What Abigail Tartellin has done is give a voice to the girls through Thera’s narrative, and as it comes to a crushing , totally heartbreaking conclusion, ‘Dead Girls’ leaves the reader undone.
It’s not an easy read, the subject is something which should never be used flippantly as a plot device and is treated with reverence it deserves. Abigail gives names and stories to girls who in the real world, are seen as numbers, faceless victims of murderers whose names become part of the culture.
After all, who can name Fred and Rose West’s victims, Dr Crippen’s wife or more than one of Peter Sutcliffe’s murdered women?
It behoves us, as a society, to center the girls and the women in crimes carried out against them because of the nature of their sex. Not the names of the men who beat, abuse, groom and kill, the women and girls whose lives are destroyed at a rate of 2 a day in the UK (a figure which has sadly remained static for decades). Until we deal with the way that we raise girls to be fighters aginst not acceptors of their vulnerability, they will not be survivors of their progression to adulthood, rather, they face remaining victims of a society that treasures the taking of what makes them so special. That is the real horror of this novel.
About the author…
Also a screenwriter, Abigail has served as a juror for the British Independent Film Awards, and is currently working on the Duck Soup/BBC Films adaptation of Golden Boy. Her journalism has appeared in The Guardian, The Independent, Glamour, Phoenix, Oh Comely, and The Huffington Post. She is the recipient of awards from The Authors Foundation and The K Blundell Trust in Great Britain.

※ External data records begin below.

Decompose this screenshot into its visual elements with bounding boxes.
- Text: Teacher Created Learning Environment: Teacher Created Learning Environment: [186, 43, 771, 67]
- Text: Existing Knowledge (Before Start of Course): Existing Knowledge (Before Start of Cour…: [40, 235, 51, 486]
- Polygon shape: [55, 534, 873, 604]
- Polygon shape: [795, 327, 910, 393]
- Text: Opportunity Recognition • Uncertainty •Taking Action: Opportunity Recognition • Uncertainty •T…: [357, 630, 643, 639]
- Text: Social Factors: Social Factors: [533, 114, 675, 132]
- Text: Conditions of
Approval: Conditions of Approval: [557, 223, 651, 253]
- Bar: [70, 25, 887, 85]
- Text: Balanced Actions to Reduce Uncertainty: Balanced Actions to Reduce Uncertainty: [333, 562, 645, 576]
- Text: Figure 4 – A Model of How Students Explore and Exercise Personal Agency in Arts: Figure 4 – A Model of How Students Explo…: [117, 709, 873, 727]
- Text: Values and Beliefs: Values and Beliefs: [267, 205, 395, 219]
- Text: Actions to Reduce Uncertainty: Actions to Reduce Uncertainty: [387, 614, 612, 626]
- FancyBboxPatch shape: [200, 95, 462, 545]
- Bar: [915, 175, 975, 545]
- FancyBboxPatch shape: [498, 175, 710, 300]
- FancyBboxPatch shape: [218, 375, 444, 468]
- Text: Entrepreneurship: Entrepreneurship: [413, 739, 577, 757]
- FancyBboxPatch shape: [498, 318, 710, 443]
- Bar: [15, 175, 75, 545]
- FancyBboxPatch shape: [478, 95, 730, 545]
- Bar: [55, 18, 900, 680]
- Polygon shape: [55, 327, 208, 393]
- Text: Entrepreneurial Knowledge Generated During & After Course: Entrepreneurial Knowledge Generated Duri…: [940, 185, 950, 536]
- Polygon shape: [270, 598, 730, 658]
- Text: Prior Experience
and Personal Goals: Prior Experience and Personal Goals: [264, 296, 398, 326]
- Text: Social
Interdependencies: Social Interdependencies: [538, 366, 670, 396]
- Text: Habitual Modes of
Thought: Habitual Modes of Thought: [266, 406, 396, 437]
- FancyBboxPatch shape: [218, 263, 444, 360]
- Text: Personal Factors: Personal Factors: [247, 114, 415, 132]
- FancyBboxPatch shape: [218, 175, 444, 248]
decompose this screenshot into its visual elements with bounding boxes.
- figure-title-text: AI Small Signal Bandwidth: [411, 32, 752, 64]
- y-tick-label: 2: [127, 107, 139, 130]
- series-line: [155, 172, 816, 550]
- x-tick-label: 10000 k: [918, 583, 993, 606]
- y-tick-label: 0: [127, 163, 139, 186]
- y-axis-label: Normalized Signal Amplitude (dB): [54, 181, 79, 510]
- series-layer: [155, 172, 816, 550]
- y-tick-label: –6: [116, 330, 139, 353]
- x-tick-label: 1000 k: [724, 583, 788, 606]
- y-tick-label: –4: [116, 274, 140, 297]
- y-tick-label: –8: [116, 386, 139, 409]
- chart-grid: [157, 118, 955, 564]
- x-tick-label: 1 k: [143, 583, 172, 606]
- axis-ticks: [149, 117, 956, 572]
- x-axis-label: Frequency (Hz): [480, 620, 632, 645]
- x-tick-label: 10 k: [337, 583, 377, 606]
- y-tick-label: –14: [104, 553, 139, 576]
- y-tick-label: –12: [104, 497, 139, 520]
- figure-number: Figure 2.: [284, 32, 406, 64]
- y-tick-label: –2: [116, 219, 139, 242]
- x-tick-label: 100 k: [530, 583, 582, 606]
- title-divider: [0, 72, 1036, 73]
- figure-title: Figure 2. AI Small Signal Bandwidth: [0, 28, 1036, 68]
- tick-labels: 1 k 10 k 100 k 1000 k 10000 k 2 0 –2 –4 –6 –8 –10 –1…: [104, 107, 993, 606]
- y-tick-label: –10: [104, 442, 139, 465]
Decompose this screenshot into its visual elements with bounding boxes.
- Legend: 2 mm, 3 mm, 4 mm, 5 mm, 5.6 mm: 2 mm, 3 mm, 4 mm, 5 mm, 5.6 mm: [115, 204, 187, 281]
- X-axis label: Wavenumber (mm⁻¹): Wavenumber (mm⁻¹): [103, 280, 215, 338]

Links-http://www.abigailtarttelin.com/
Twitter @ajktarttelin @panmacmillan
Abigail Tarttelin is an award-winning author, screenwriter, actress, and musician. As a writer, she is best known for Golden Boy, “a grippingly innovative” coming-of-age novel with a “radical non-binary, pro-intersex message” (Autostraddle). Golden Boy is the winner of an Alex Award from the American Library Association, a LAMBDA Literary Award Finalist for Best LGBT Debut, a Booklist Top Ten First Novel of 2013, a School Library Journal Best Book of 2013, and is published in eight languages.